Past the hosting station, a bartender noticed Sarah’s picture. When Anna locked in on him, he quickly looked down and went back to drying off coupe glasses.
“I’m sorry,” said the hostess. “I don’t recognize her. Even if I did, club policy is to not discuss employees or disseminate employee information.”
“I bet it isn’t,” Anna snapped.
“You’ll have to pardon my friend,” Bamert told the hostess. “She takes l
ithium.” He grabbed Anna by the arm and escorted her to the bar.
“Anna, there is a delicate waltz to this sort of thing,” he told her. It was as quiet a voice as he could muster, still loud enough to be heard from Marin County. “You can’t walk in here cold and brandish images of dead women at these people.”
“Screw that lady,” Anna said.
“Calm down.

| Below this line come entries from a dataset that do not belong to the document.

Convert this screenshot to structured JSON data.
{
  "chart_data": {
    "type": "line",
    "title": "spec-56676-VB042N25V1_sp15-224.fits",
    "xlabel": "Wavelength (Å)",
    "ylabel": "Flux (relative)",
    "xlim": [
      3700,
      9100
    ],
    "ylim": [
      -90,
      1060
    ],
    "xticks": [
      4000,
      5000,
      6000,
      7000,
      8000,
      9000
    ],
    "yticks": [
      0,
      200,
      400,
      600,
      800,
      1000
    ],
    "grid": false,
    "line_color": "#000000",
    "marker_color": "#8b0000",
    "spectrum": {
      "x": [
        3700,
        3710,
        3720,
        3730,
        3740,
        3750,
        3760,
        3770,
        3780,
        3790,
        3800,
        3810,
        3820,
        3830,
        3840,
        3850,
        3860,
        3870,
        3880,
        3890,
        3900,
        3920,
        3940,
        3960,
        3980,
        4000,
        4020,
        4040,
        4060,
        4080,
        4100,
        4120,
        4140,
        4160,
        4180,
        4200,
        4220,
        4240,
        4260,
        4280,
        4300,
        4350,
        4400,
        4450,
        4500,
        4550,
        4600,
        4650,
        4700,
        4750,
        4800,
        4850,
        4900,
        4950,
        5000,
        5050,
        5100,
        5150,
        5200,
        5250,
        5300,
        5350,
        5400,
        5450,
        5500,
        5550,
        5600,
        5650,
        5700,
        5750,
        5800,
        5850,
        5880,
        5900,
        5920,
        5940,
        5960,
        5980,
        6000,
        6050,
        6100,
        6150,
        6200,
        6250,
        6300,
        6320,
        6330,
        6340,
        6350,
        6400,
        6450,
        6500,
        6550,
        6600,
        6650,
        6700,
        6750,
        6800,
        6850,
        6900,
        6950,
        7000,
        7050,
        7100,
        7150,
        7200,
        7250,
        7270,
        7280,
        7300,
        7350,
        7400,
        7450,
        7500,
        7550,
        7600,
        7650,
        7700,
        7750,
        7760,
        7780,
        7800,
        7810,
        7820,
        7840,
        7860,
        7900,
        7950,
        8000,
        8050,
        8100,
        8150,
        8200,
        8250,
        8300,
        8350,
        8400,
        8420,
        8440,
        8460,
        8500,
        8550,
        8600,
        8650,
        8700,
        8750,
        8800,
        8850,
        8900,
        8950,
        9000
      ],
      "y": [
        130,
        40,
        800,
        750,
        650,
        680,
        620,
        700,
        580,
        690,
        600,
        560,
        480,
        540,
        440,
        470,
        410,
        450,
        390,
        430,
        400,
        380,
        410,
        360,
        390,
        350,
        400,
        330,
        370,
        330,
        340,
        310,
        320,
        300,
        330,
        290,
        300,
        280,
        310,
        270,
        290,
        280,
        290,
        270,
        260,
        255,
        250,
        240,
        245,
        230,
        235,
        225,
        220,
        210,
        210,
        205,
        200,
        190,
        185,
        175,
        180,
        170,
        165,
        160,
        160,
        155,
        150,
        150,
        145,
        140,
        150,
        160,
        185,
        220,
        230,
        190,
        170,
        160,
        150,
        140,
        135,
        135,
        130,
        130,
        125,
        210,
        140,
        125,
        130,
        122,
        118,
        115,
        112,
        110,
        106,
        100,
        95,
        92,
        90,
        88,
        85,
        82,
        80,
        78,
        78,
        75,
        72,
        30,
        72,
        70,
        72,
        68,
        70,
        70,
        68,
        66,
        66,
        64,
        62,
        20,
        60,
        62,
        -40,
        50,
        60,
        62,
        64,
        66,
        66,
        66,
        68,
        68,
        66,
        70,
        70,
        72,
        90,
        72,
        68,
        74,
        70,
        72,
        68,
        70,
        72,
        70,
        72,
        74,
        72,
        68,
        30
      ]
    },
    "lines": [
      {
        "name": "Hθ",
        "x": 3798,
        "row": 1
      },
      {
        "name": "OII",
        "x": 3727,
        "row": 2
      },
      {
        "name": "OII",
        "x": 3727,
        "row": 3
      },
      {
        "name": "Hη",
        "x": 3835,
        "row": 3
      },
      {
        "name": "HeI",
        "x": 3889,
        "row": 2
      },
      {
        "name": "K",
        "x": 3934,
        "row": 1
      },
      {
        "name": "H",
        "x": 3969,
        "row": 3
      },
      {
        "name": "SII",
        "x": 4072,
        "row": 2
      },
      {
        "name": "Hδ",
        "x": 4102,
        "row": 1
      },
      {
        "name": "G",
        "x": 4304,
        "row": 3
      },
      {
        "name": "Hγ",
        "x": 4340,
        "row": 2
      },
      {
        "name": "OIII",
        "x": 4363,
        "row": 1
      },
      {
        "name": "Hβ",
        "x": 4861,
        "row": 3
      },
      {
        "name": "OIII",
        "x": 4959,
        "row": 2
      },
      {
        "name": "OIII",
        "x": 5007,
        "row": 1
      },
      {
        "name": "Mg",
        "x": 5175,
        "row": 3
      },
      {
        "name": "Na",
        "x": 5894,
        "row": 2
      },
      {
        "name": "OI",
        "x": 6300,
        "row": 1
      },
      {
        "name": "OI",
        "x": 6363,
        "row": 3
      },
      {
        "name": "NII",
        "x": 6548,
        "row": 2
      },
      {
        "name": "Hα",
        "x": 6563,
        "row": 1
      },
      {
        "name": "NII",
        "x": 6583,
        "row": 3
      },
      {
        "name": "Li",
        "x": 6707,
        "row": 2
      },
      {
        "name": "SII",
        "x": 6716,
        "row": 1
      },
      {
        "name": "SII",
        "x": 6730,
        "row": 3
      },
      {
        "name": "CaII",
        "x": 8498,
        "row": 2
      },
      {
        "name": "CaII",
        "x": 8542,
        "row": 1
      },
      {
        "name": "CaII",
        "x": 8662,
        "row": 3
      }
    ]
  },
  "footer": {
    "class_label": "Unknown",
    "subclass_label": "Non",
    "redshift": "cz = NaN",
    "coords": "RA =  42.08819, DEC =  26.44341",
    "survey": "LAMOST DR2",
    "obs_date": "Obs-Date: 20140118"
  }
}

Let’s have an amuse-bouche and then reassess our strategy, shall we?” He leered at the buffet. “I am having so many inappropriate thoughts right now.”
It was clear that Bamert had been savoring this jaunt for weeks, but for altogether different reasons. A waiter walked by with a tray of free champagne flutes and Bamert snatched two of them off the side of it, leaving the tray unbalanced and nearly causing the server to drop it. Then he grabbed a scalloped edge plate from the end of the Happy Hour spread and loaded up on crispy pig ears, duck rolls, miniature banh mi sandwiches, lobster tempura, and fatty slabs of raw toro arranged in a flower pattern. An older couple took too long at a hotel pan filled with gummy pasta and Bamert cruised around them, loading up on pickled red onions and potatoes fried in goose fat.
The bartender discreetly wandered toward to Anna. He couldn’t have been more than twenty: an Indian-American man in buttoned crew neck shirt with the top button open. A small flap of the collar hung down with fashionable precision. Two other bartenders had the exact same flap. There must have been a MyClub company style guide mandating the exact angle and cut of the flap.
“Would you like a cocktail?” the bartender asked her.
“I’ll just have a Red Bull,” Anna said.
“On the rocks?”
“Uh, sure?”
“One Red Bull on the rocks, coming up.”
“Wait.”
The bartender gave Anna a swift and somber shake of his head. This wasn’t the place. When he came back with her Red Bull, she shifted into loose code.
“We were thinking about going to dinner after this,” Anna told him.
The bartender looked over at Bamert, who was still loading up on food like he was at a mafia wedding. “Really?”
“Yeah. My friend will still be hungry. He’s insane. You have any places you like?”